Il y aura, bien entendu, Camille Dancieux, l'un de ses modèles préférés, avec laquelle il aura une aventure se transformant en première paternité. Le scénariste insiste peu, mais l'on comprend que c'est plus une relation de compagnonnage affectueux et érotique sans être une relation véritablement amoureuse que Monet vit avec celle qui sera pourtant sa première épouse,- d'ailleurs seulement 5 ans après la naissance du premier enfant -. Camille mourra à l'âge de 32 ans (probablement d'un cancer de l'utérus) un an après la naissance du second fils de Monet... Mais Monet était tombé amoureux de celle qui deviendra sa seconde épouse, quelques années auparavant. Épouse d'un mécène bientôt ruiné et avec laquelle il aura aussi un fils presque dans les mêmes moments que celui de Camille ! Alice, c'est son prénom, demeurera sa fidèle compagne jusqu'à sa mort, 15 longues années avant celle du peintre...

... Que nous retrouvons donc, bon pied bon œil, en compagnie du "Père la Victoire", pile sur cette arche rendue célèbre par ses toiles, surplombant ces Nymphéas si sublimes que l'on peut aujourd'hui découvrir et contempler à l'Orangerie.

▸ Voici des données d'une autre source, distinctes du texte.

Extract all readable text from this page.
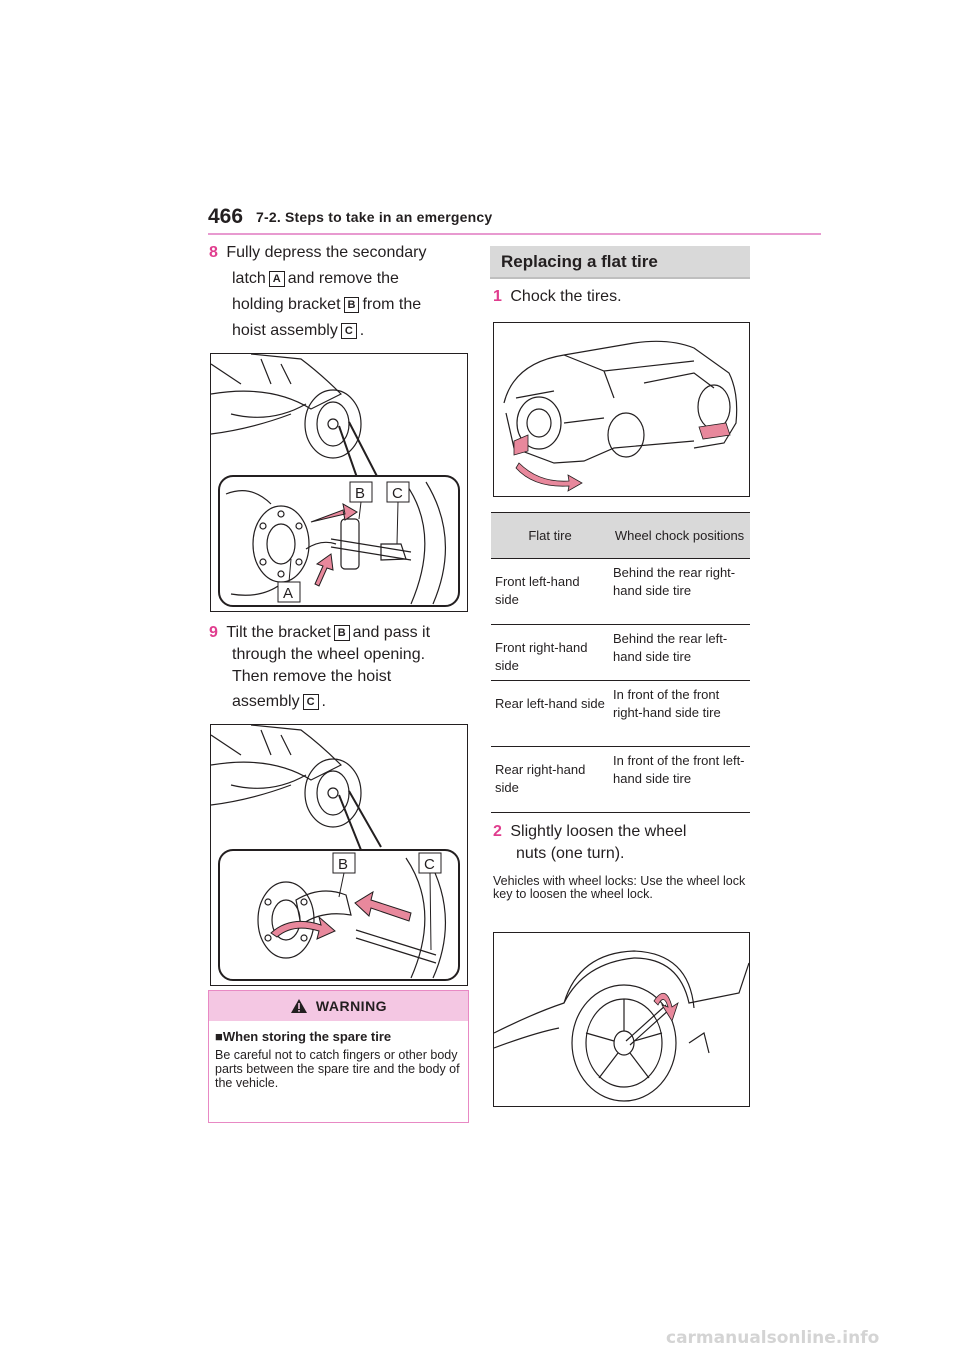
466 7-2. Steps to take in an emergency
8 Fully depress the secondary
latch A and remove the
holding bracket B from the
hoist assembly C .
B C
A
9 Tilt the bracket B and pass it
through the wheel opening.
Then remove the hoist
assembly C .
B	C
WARNING
■When storing the spare tire
Be careful not to catch fingers or other body parts between the spare tire and the body of the vehicle.
Replacing a flat tire
1 Chock the tires.
Flat tire	Wheel chock positions
Front left-hand side	Behind the rear right-hand side tire
Front right-hand side	Behind the rear left-hand side tire
Rear left-hand side	In front of the front right-hand side tire
Rear right-hand side	In front of the front left-hand side tire
2 Slightly loosen the wheel
nuts (one turn).
Vehicles with wheel locks: Use the wheel lock key to loosen the wheel lock.
carmanualsonline.info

Ainsi se clôt ce Monet, nomade de la lumière. Un album proposé par les éditions Le Lombard dans une nouvelle collection nommée Contre/Champ, et consacrée à de grands personnages de la philosophie ou de la peinture (du moins, jusqu'à ce jour). Les auteurs, d'origine espagnole, en sont Salva Rubio dont c'est le premier scénario pour la Bande-Dessinée et Efa (Rodriguez, Alter Ego, Kia Ora) pour le dessin.
L'intention était sans doute excellente mais l'ouvrage est, au final, très convenu, d'une originalité moins assurée que probablement souhaitée et si l'on ne regrette pas sa lecture, on se prend à songer qu'un tel peintre méritait peut-être un résultat plus enlevé.
Servi par un dessin d'inégale valeur mais toujours intéressant dans la conception et d'une colorisation très belle - Efa tâche de suivre les différents styles du peintre au long de son existence. C'est parfois très réussi, parfois tellement en deçà de l'original que ça en devient presque gênant - le texte est abrupt, ne parvient jamais à savoir s'il doit se libérer de son modèle ou être respectueux de son histoire - à la manière d'une biographie "autorisée" -, si c'est, comme il se prétend l'être, un "roman graphique" ou une bonne vieille Bande-dessinée, sans la prétention souvent pénible du style précité, misérable cache-sexe au lecteur ayant un peu honte de s'avouer qu'il apprécie en toute humilité ce fameux 9ème art (mais je n’empiéterai pas ici sur l'une des thématiques de prédilection de ce cher Alfaric, dont je partage d'ailleurs globalement l'avis).
On passe ainsi d'un certain didactisme propre à la Bande-dessinée historique ou biographique à des moments plus intimistes et d'une vision se voulant assez personnelle, mais sans jamais parvenir à savoir si les auteurs sont parvenus à se décider pour tel ou tel genre. A moins que la charte graphique de la collection ne permette tout simplement pas le genre de liberté souhaitable...

Quant à la dernière partie, supposément documentaire, elle est inutilement redondante car, là où l'on aurait aimé découvrir de belles reproductions des œuvres originales dont se sont inspirés les auteurs dans une belle mise en avant, ce sont les planches déjà vues au fil de l'album qui prennent presque tout l'espace, au détriment des fac-similés attendus.

Un avis mitigé, donc, mais un moment tout de même fort agréable en compagnie de ce grand maître de la lumière que fut Oscar-Camille Monet.